Una carcajada acompañó la última palabra del tío Taturra; y el dentista, viéndose objeto de la risa universal, se rascó la oreja, meneó la cabeza, procuró recobrar la serenidad que tenía medio perdida y exclamó:

– Convengo en que Dios tenga derecho a la adoración y homenaje de sus criaturas; pero basta que cada uno le adore como su razón le dicte; para eso es suficiente la luz natural.

– Pero, ¡hombre! , contestó Jacobo, ¿y los infelices que no tengan luz, como le pasa al pobre que no sabe leer?

– Pues yo le digo a Vd. que la luz de la razón no falta a ningún hombre.

– Pues yo le digo a su «mercé» que muchos hombres no tienen más luz que la del día; y aunque todos los hombres tengan esa luz natural, ¿para qué nos sirve si la mitad la tenemos apagada y la otra mitad no tiene petróleo que echarle?  ¡Bonito andaría el mundo como Vd. dice. 

– La razón que ha soltado el tío Taturra es profundísima y no tiene réplica, dijo Jacobo.  La razón humana es impotente por sí sola para conocer el culto que agrada a Dios, y ahí está la historia del género humano probando lo que él ha dicho a modo de chiste. Además, conviniendo Vd., como ha convenido, en que el Criador tiene derecho a exigir veneración de sus criaturas, es falso a todas luces que cada uno pueda venerarle como su razón le dicte o como mejor le acomode, Vd. mismo me dará la razón.

Si mi padre tiene derecho a exigirme obediencia, ¿podré yo obedecerle como a mí se me antoje y mi razón me dicte, o como él me lo mande? Si Vd. tiene derecho a exigir la paga de su trabajo, ¿podremos nosotros dársela como nos acomode y la razón nos diga?  ¡Pues iba Vd. a llevar buena paga! Sepa Vd., pues, que no es posible un hijo sin padre, ni una criatura sin Criador; que el padre tiene derecho a la veneración del hijo, y el Creador a la veneración y culto de la criatura; que ese culto y esa veneración no puede darlos la criatura como su razón le dicte, sino como Dios lo exige; y por consiguiente, que no debemos respetar todas las ideas ni todas las religiones, sino solamente aquella que dé a Dios el culto que Él exige. ¿Entiende Vd., señor dentista?

–  Pero entre tantos cultos, ¿quién podrá averiguar ahora cuál es el verdadero? ¡No hay que meterse en tantos líos; basta ser hombre de bien!…

–  No, señor; eso es huir el cuerpo de la cuestión. Cuál sea el culto verdadero, podemos averiguarlo el día que Vd. quiera. ¡Esa no es razón! No basta ser hombre de bien en el sentido que Vd. dice. ¿A qué llama Vd. hombre de bien? ¿No ha convenido Vd. conmigo en que Dios tiene derecho a exigir culto de sus criaturas, como el padre obediencia del hijo, y Vd. la paga de sus visitas? 

¿Y llamaría hombre de bien al hijo que hace el mismo caso de lo que su padre le manda, que de lo que dice «Perico el de los Palotes»?  ¿Llamaría Vd. hombre de bien al que le niegue la recompensa de sus curas o las quiere retribuir en moneda falsa?  Pues, ¿cómo se atreve Vd. a llamar hombre de bien al que no quiere pagar a Dios en moneda de buena ley lo que por mil títulos le debe?  Desengáñese Vd., doctor; no basta ser hombre de bien, es preciso ser buen cristiano; hombre de bien, en el sentido de Vd., también lo es el moro y el judío, y un cristiano debe avergonzarse de no ser más que un judío o un moro.
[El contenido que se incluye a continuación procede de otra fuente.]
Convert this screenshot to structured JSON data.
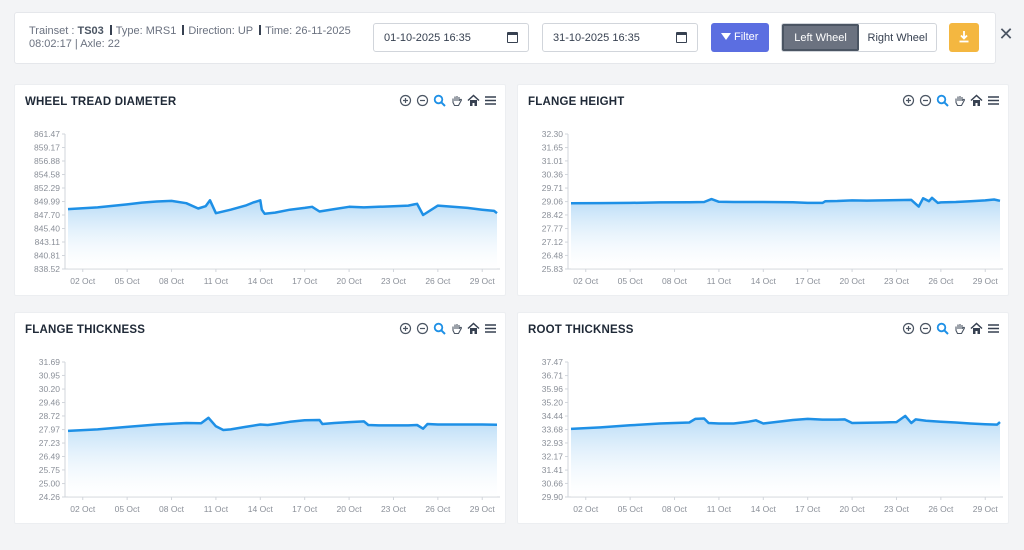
{
  "header": {
    "trainset_label": "Trainset : ",
    "trainset": "TS03",
    "type_label": "Type: ",
    "type": "MRS1",
    "direction_label": "Direction: ",
    "direction": "UP",
    "time_label": "Time: ",
    "time": "26-11-2025 08:02:17",
    "axle_label": "| Axle: ",
    "axle": "22",
    "from_date": "01-10-2025 16:35",
    "to_date": "31-10-2025 16:35",
    "filter_label": "Filter",
    "left_wheel_label": "Left Wheel",
    "right_wheel_label": "Right Wheel",
    "selected_wheel": "Left Wheel",
    "close_symbol": "✕"
  },
  "colors": {
    "line": "#1e90e6",
    "fill_top": "#a9d4f5",
    "fill_bottom": "#ffffff",
    "accent_filter": "#5b6ee1",
    "accent_download": "#f4b740"
  },
  "chart_data": [
    {
      "type": "area",
      "title": "WHEEL TREAD DIAMETER",
      "y_ticks": [
        "861.47",
        "859.17",
        "856.88",
        "854.58",
        "852.29",
        "849.99",
        "847.70",
        "845.40",
        "843.11",
        "840.81",
        "838.52"
      ],
      "ylim": [
        838.52,
        861.47
      ],
      "x_ticks": [
        "02 Oct",
        "05 Oct",
        "08 Oct",
        "11 Oct",
        "14 Oct",
        "17 Oct",
        "20 Oct",
        "23 Oct",
        "26 Oct",
        "29 Oct"
      ],
      "xlim": [
        0.8,
        30.2
      ],
      "x": [
        1,
        3,
        5,
        6,
        7,
        8,
        9,
        9.8,
        10.3,
        10.6,
        11,
        12,
        13,
        13.5,
        14,
        14.1,
        14.3,
        15,
        16,
        17,
        17.5,
        18,
        19,
        20,
        21,
        22,
        23,
        24,
        24.4,
        24.6,
        25,
        26,
        27,
        28,
        29,
        29.8,
        30
      ],
      "values": [
        848.7,
        849.0,
        849.5,
        849.8,
        850.0,
        850.1,
        849.7,
        848.8,
        849.2,
        850.2,
        848.0,
        848.6,
        849.3,
        849.8,
        850.2,
        848.6,
        847.9,
        848.1,
        848.6,
        848.9,
        849.1,
        848.3,
        848.7,
        849.1,
        849.0,
        849.1,
        849.2,
        849.3,
        849.5,
        849.6,
        847.7,
        849.3,
        849.1,
        848.9,
        848.6,
        848.4,
        848.0
      ]
    },
    {
      "type": "area",
      "title": "FLANGE HEIGHT",
      "y_ticks": [
        "32.30",
        "31.65",
        "31.01",
        "30.36",
        "29.71",
        "29.06",
        "28.42",
        "27.77",
        "27.12",
        "26.48",
        "25.83"
      ],
      "ylim": [
        25.83,
        32.3
      ],
      "x_ticks": [
        "02 Oct",
        "05 Oct",
        "08 Oct",
        "11 Oct",
        "14 Oct",
        "17 Oct",
        "20 Oct",
        "23 Oct",
        "26 Oct",
        "29 Oct"
      ],
      "xlim": [
        0.8,
        30.2
      ],
      "x": [
        1,
        3,
        5,
        7,
        9,
        10,
        10.5,
        11,
        12,
        14,
        16,
        17,
        18,
        18.2,
        19,
        20,
        21,
        22,
        23,
        24,
        24.5,
        24.8,
        25.2,
        25.4,
        25.8,
        26,
        27,
        28,
        29,
        29.6,
        30
      ],
      "values": [
        28.98,
        28.99,
        29.0,
        29.02,
        29.03,
        29.04,
        29.18,
        29.05,
        29.04,
        29.04,
        29.03,
        29.0,
        29.0,
        29.08,
        29.09,
        29.12,
        29.11,
        29.12,
        29.13,
        29.14,
        28.82,
        29.22,
        29.08,
        29.24,
        29.0,
        29.02,
        29.04,
        29.08,
        29.12,
        29.16,
        29.1
      ]
    },
    {
      "type": "area",
      "title": "FLANGE THICKNESS",
      "y_ticks": [
        "31.69",
        "30.95",
        "30.20",
        "29.46",
        "28.72",
        "27.97",
        "27.23",
        "26.49",
        "25.75",
        "25.00",
        "24.26"
      ],
      "ylim": [
        24.26,
        31.69
      ],
      "x_ticks": [
        "02 Oct",
        "05 Oct",
        "08 Oct",
        "11 Oct",
        "14 Oct",
        "17 Oct",
        "20 Oct",
        "23 Oct",
        "26 Oct",
        "29 Oct"
      ],
      "xlim": [
        0.8,
        30.2
      ],
      "x": [
        1,
        3,
        5,
        7,
        9,
        10,
        10.5,
        11,
        11.5,
        12,
        13,
        14,
        14.5,
        15,
        16,
        17,
        18,
        18.2,
        19,
        20,
        21,
        21.3,
        22,
        23,
        24,
        24.6,
        25,
        25.3,
        26,
        27,
        28,
        29,
        30
      ],
      "values": [
        27.9,
        27.98,
        28.12,
        28.25,
        28.33,
        28.32,
        28.62,
        28.15,
        27.95,
        27.98,
        28.12,
        28.25,
        28.22,
        28.28,
        28.4,
        28.48,
        28.5,
        28.28,
        28.33,
        28.38,
        28.42,
        28.22,
        28.2,
        28.2,
        28.2,
        28.22,
        28.02,
        28.28,
        28.25,
        28.25,
        28.25,
        28.25,
        28.24
      ]
    },
    {
      "type": "area",
      "title": "ROOT THICKNESS",
      "y_ticks": [
        "37.47",
        "36.71",
        "35.96",
        "35.20",
        "34.44",
        "33.68",
        "32.93",
        "32.17",
        "31.41",
        "30.66",
        "29.90"
      ],
      "ylim": [
        29.9,
        37.47
      ],
      "x_ticks": [
        "02 Oct",
        "05 Oct",
        "08 Oct",
        "11 Oct",
        "14 Oct",
        "17 Oct",
        "20 Oct",
        "23 Oct",
        "26 Oct",
        "29 Oct"
      ],
      "xlim": [
        0.8,
        30.2
      ],
      "x": [
        1,
        3,
        5,
        7,
        8,
        9,
        9.4,
        10,
        10.3,
        11,
        12,
        13,
        13.5,
        14,
        15,
        16,
        17,
        18,
        19,
        19.5,
        20,
        21,
        22,
        23,
        23.6,
        24,
        24.3,
        25,
        26,
        27,
        28,
        29,
        29.8,
        30
      ],
      "values": [
        33.72,
        33.8,
        33.92,
        34.02,
        34.05,
        34.08,
        34.28,
        34.3,
        34.05,
        34.02,
        34.02,
        34.12,
        34.2,
        34.02,
        34.12,
        34.22,
        34.28,
        34.24,
        34.24,
        34.25,
        34.05,
        34.06,
        34.08,
        34.1,
        34.45,
        34.05,
        34.25,
        34.18,
        34.12,
        34.08,
        34.02,
        33.98,
        33.96,
        34.1
      ]
    }
  ]
}
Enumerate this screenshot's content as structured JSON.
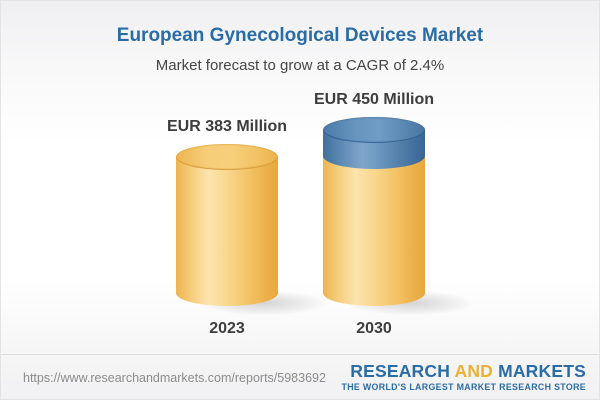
{
  "header": {
    "title": "European Gynecological Devices Market",
    "subtitle": "Market forecast to grow at a CAGR of 2.4%"
  },
  "chart_data": {
    "type": "bar",
    "variant": "3d-cylinder",
    "title": "European Gynecological Devices Market",
    "subtitle": "Market forecast to grow at a CAGR of 2.4%",
    "cagr_percent": 2.4,
    "unit": "EUR Million",
    "categories": [
      "2023",
      "2030"
    ],
    "values": [
      383,
      450
    ],
    "bar_labels": [
      "EUR 383 Million",
      "EUR 450 Million"
    ],
    "legend": false,
    "axes": false,
    "colors": {
      "base_cylinder": "#F5C96F",
      "growth_segment": "#5D8CB7",
      "label_text": "#3D3D3D",
      "title_blue": "#2A6CA5"
    }
  },
  "footer": {
    "url": "https://www.researchandmarkets.com/reports/5983692",
    "logo": {
      "word_research": "RESEARCH",
      "word_and": "AND",
      "word_markets": "MARKETS",
      "tagline": "THE WORLD'S LARGEST MARKET RESEARCH STORE"
    }
  }
}
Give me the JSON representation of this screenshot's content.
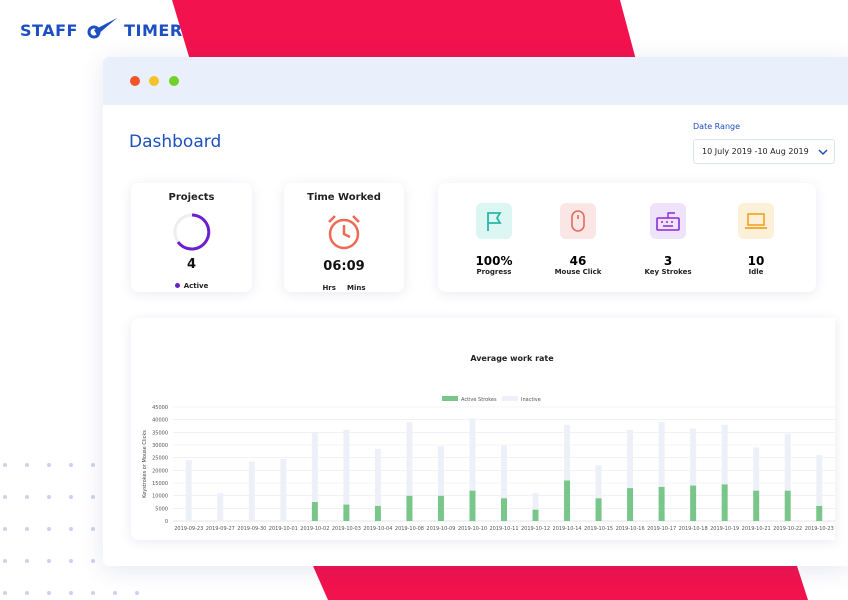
{
  "logo": {
    "left": "STAFF",
    "right": "TIMER"
  },
  "header": {
    "title": "Dashboard",
    "date_range_label": "Date Range",
    "date_range": "10 July 2019 -10 Aug 2019"
  },
  "cards": {
    "projects": {
      "title": "Projects",
      "value": "4",
      "status": "Active"
    },
    "time_worked": {
      "title": "Time Worked",
      "value": "06:09",
      "hours_label": "Hrs",
      "minutes_label": "Mins"
    }
  },
  "stats": [
    {
      "value": "100%",
      "label": "Progress"
    },
    {
      "value": "46",
      "label": "Mouse Click"
    },
    {
      "value": "3",
      "label": "Key Strokes"
    },
    {
      "value": "10",
      "label": "Idle"
    }
  ],
  "chart_data": {
    "type": "bar",
    "stacked": true,
    "title": "Average work rate",
    "y_label": "Keystrokes or Mouse Clicks",
    "categories": [
      "2019-09-23",
      "2019-09-27",
      "2019-09-30",
      "2019-10-01",
      "2019-10-02",
      "2019-10-03",
      "2019-10-04",
      "2019-10-08",
      "2019-10-09",
      "2019-10-10",
      "2019-10-11",
      "2019-10-12",
      "2019-10-14",
      "2019-10-15",
      "2019-10-16",
      "2019-10-17",
      "2019-10-18",
      "2019-10-19",
      "2019-10-21",
      "2019-10-22",
      "2019-10-23"
    ],
    "series": [
      {
        "name": "Active Strokes",
        "color": "#79c68a",
        "values": [
          0,
          0,
          0,
          0,
          7500,
          6500,
          6000,
          10000,
          10000,
          12000,
          9000,
          4500,
          16000,
          9000,
          13000,
          13500,
          14000,
          14500,
          12000,
          12000,
          6000
        ]
      },
      {
        "name": "Inactive",
        "color": "#edf0f8",
        "values": [
          24000,
          11000,
          23500,
          24500,
          27500,
          29500,
          22500,
          29000,
          19500,
          28500,
          21000,
          6500,
          22000,
          13000,
          23000,
          25500,
          22500,
          23500,
          17000,
          22500,
          20000
        ]
      }
    ],
    "ylim": [
      0,
      45000
    ],
    "yticks": [
      0,
      5000,
      10000,
      15000,
      20000,
      25000,
      30000,
      35000,
      40000,
      45000
    ],
    "grid": true,
    "legend": "top"
  }
}
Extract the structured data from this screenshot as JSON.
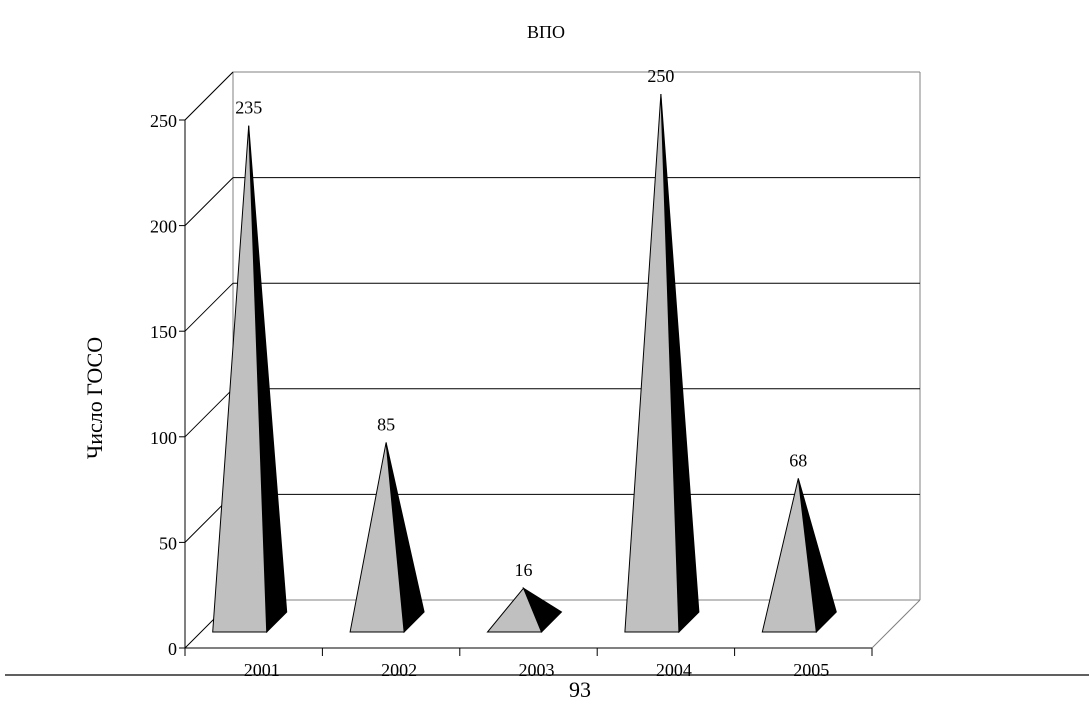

– ¿Y qué quiere Vd.? Yo soy indiferente en materia de religión.

– ¿Indiferente? Eso es un absurdo, doctor, y un hombre de la talla de Vd. no debe admitir el absurdo.

– ¿Absurdo?

– Sí, señor, absurdo, y se lo probaré a Vd. otro día, porque ya le veo impaciente; por hoy bástele saber que no basta ser hombre de bien, sino que es preciso ser buen cristiano. Jacobo se levantó entre la admiración de los jornaleros y los dicharachos del tío Taturra, que repetía: 

– Veremos si viene «zu merzé, zeñó dotor».

– ¡Vendré! Que un hombre tan corrido como yo, y que ha cursado en las Universidades, está ya acostumbrado a estos encuentros. Volveré. Y en efecto, volvió, y pasó lo que verá el curioso que lea el capítulo siguiente.